Johnson also said the legislative body was “actively pursuing and investigating all the various options” for passing Ukraine aid, but “the first priority of the country is our border”.

A new poll showed that US adults have become politically split down party lines over giving more military aid to Ukraine, which the country says it desperately needs to fend off Russian advances.

A majority of Republican voters (55%) said the US was spending too much on Ukraine, according to the Associated Press-NORC Center for Public Affairs research, while support for Ukraine has grown among Democrats.

Democrats, meanwhile, registered increasing support for aid to Ukraine, with about 40% saying the US was spending “too little” on it – a sharp rise from 17% in November.

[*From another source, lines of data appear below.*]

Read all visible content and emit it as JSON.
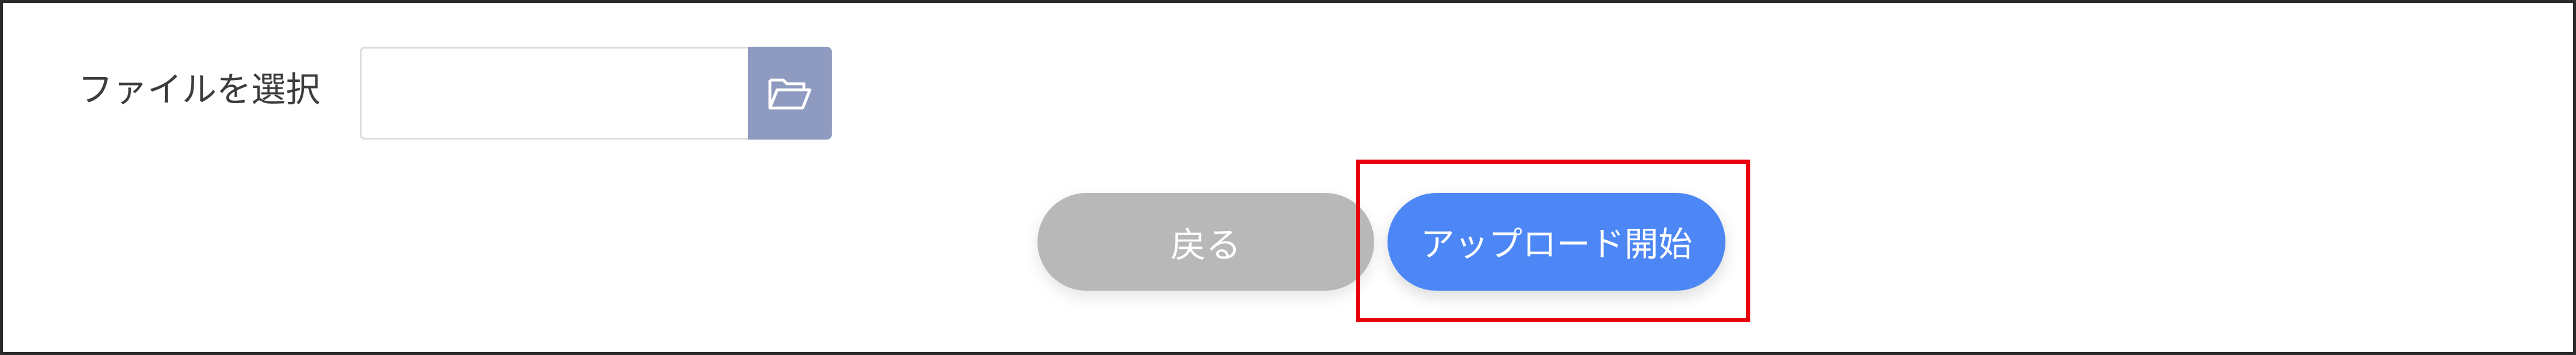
{
  "form": {
    "file_label": "ファイルを選択",
    "file_value": "",
    "browse_icon": "folder-open-icon"
  },
  "actions": {
    "back_label": "戻る",
    "upload_label": "アップロード開始"
  },
  "colors": {
    "browse_button": "#8e9abf",
    "back_button": "#b8b8b8",
    "upload_button": "#4d87f5",
    "highlight": "#e8000d"
  }
}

The survey shows that Russia’s Vladimir Putin remains unpopular with Americans, but that the depth of his unpopularity is similarly shaded – with roughly nine in 10 Democrats compared with three-quarters of Republicans holding the view.

Only about four in 10 adults polled had a favorable opinion of the Ukrainian president, Volodymyr Zelenskiy.

A majority – including 52% of Republicans – said they supported the spirit of Article 5 of the Nato military alliance that an attack on one Nato country is an attack on all, while about 60% said they would support US forces becoming involved if a Russia attacked a Nato member.

In a state of the union speech on Thursday, Vladimir Putin described claims that Russia intended to attack Europe as “nonsense”.

But the Russian president added that any increase in western support for Ukraine “risks a conflict using nuclear weapons, which means the destruction of all civilisation”.